Can the Mac survive success?

[Old entry that apparently never made it to the blog. Still relevant.]

This column, way more articulately (if somewhat obscurely), raises a point I have hoped to worry about for years.

From the beginning of the Macintosh, Apple promoted user interface guidelines to encourage developers to accept and adopt common look-and-feel for common operations. The premise was that users of applications should be presented with familiar interfaces for commonly performed operations, so that the learning curve for adopting a new application would be as shallow as possible.

A simple case in point is file-open and -save dialogs. Apple strongly promoted adopting a standard user interface to this common operation, so that users of new applications would not have to learn new ways to perform a common operation. This was drilled into early Mac developers, and accepted as common wisdom.

By contrast, when MS-DOS developers became Windows developers, there was less of an ethic for consistent user interfaces. I distinctly remember Windows developers at Lotus seeking to implement "better" file-open and -save dialogs than those standard to Windows.

This sounds trivial, but it's fundamental: in those formative days, Mac developers defined themselves by how well (and, sometimes, creatively), they could adopt the platform standards, and Windows developers focused on how they could perform common operations "better" (i.e., differently).

As time went on, the Mac community, users and developers alike, embraced the guidelines and held developers accountable.
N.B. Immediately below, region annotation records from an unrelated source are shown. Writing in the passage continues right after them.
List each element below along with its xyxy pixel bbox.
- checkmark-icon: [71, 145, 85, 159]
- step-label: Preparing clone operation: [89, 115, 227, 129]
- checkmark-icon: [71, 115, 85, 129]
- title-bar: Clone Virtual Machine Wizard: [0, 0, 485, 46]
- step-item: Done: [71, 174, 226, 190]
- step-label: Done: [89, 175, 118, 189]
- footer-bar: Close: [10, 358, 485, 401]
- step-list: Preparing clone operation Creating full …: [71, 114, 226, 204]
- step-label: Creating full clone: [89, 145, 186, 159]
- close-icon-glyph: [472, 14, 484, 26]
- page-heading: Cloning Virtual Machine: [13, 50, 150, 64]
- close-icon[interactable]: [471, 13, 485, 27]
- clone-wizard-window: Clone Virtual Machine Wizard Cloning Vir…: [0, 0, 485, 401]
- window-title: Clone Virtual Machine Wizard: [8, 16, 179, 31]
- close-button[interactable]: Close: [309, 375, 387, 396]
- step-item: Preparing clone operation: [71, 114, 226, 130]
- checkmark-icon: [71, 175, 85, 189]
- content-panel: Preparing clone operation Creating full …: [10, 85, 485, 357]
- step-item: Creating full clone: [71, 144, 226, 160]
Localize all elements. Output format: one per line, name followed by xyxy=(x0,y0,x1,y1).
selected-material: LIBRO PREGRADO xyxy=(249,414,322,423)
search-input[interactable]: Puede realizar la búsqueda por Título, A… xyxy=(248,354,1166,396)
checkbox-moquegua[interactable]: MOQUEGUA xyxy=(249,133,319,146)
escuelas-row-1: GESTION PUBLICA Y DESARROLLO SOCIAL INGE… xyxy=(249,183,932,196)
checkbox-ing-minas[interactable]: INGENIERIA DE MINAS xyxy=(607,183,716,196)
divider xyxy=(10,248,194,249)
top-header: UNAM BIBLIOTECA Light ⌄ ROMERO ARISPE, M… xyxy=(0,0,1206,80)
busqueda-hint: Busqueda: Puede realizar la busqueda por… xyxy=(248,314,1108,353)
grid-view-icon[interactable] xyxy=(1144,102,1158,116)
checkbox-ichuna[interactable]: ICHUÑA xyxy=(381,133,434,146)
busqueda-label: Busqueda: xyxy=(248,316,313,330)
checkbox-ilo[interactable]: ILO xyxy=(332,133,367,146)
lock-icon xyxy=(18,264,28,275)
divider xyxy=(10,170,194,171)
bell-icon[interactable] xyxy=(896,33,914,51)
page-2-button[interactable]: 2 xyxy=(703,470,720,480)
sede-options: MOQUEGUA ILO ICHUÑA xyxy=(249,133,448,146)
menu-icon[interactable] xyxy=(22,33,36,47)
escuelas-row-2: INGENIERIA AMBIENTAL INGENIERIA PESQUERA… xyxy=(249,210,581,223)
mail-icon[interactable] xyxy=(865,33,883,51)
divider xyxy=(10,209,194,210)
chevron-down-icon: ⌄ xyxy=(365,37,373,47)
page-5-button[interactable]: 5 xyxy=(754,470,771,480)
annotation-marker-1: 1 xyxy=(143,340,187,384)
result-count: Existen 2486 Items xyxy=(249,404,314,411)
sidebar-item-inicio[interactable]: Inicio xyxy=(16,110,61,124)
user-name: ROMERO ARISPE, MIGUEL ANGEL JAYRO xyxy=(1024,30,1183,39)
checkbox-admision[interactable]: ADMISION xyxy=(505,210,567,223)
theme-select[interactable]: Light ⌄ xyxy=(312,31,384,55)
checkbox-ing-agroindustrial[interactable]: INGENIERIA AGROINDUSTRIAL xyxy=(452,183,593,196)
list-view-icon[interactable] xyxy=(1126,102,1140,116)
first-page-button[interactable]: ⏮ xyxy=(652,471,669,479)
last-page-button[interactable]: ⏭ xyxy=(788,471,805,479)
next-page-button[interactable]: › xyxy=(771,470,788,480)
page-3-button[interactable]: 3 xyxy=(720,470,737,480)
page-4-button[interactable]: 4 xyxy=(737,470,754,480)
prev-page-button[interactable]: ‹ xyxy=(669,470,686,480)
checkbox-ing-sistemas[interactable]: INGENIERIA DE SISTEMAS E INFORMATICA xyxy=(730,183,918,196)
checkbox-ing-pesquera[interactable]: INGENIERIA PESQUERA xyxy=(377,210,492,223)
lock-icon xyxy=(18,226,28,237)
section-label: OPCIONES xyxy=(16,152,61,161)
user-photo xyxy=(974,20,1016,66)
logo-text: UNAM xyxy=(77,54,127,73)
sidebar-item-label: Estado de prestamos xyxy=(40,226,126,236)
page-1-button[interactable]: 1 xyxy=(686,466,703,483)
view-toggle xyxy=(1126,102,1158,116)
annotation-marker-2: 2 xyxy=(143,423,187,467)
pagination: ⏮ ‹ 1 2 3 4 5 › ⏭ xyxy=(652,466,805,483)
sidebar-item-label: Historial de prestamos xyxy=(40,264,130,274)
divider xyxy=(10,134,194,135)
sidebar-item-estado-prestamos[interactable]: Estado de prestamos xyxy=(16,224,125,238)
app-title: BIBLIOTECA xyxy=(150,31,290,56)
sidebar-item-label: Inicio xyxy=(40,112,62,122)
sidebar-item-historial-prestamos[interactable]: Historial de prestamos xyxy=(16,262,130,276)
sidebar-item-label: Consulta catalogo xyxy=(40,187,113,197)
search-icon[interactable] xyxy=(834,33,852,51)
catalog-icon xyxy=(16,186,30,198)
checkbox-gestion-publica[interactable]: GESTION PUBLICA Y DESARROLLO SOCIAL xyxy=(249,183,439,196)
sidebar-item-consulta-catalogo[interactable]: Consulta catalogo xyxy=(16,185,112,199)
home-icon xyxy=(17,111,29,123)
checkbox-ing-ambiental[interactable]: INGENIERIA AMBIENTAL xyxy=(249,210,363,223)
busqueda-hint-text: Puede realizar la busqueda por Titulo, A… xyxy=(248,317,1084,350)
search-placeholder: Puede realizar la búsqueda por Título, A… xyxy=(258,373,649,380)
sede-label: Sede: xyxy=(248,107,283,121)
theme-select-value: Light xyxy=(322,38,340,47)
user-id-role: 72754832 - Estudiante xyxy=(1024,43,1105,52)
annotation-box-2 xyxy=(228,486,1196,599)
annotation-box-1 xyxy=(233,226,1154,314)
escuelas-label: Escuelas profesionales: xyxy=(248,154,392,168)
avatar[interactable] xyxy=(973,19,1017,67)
I remember this as a developer of Lotus 1-2-3 for Macintosh, presenting the product to users at MacWorld Expo and listening to their critiques. I saw it again as the architect of Symantec C++ for Power Macintosh, representing the product to our customers (other developers), and being held to the same standard.

The Macintosh community, users and developers alike, mandated adherence to platform standards, and became informed judges of what was acceptable innovation. From my point of view, this worked to benefit of all Mac users.

Today, the Mac is being adopted by large numbers of former Windows users, and there is a lot of pressure to accommodate those users by addressing their sensitivities. In other words, there is a point of view that the Mac platform should adjust itself to the expectations of the legions of former Windows user who are now adopting the Mac.

I understand the logic, but I think it's a horrible idea.

People who have been attracted to the Mac have, by definitions, accepted a certain degree of change. I don't think we, as Mac developers, should give into the temptation to accommodate the expectations of neophytes.